(Exercise) Will it snow?

This is an exercise for an advanced analytics task, involving multiple steps.

Given

• Actual (Air) Temperature T in °C
• Dew Point Temperature T_d in °C

Derive

• Actual vapor pressure e in hPa (from T)
• Saturated vapor pressure e_s in hPa (from T_d)
  • Transfer formula from temperature t to vapor pressure e is e = 6.11 \times 10^{\frac{7.5 t}{237.3 + t}}
• Relative Humidity rh in percent, rh = \frac{e}{e_s} \times 100
• Wet bulb temperature T_w in °C, T_w =T \times arctan(0.151977 \sqrt{rh + 8.313659}) + 0.00391838 \sqrt{rh^3} arctan(0.023101 rh) - arctan(rh - 1.676331) + arctan(T + rh) - 4.686035

Evaluate

• On which days is snow possible or even likely?
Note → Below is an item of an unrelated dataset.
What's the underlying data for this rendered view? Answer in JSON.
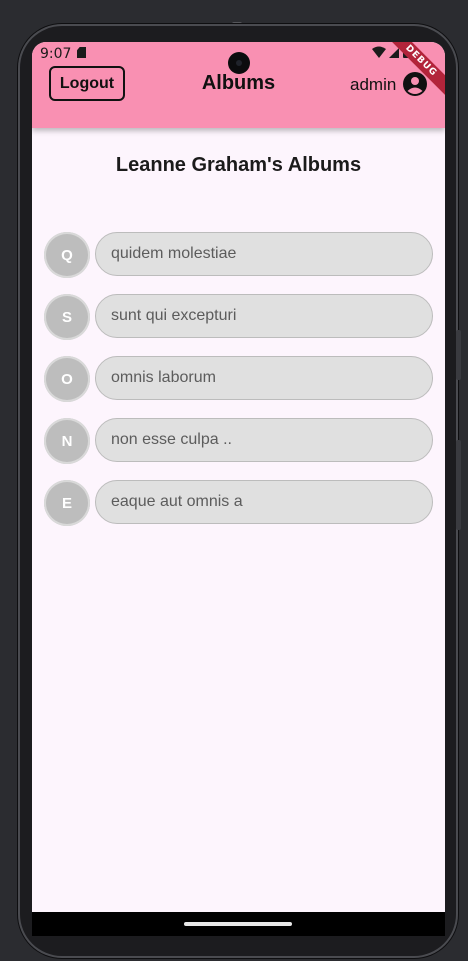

What would be its quality for winter sports?

T_w in °F ⚠	Snow Quality
x > 28	no snow possible
28 ≥ x ≥ 27	wet snow, snowy rain
27 > x ≥ 23	marginal snow
23 > x ≥ 20	good snow
20 > x	great snow

• Combine the possible snow quality with the precipitation data to find likely days with snow fall

Plot

• Plot T_w over time. Mark the thresholds for snow in the plot and highlight sections in which snow was possible, select stronger highlights for better quality.
• Put a timeline below the plot marking full days in which snow was possible and precipitation happened.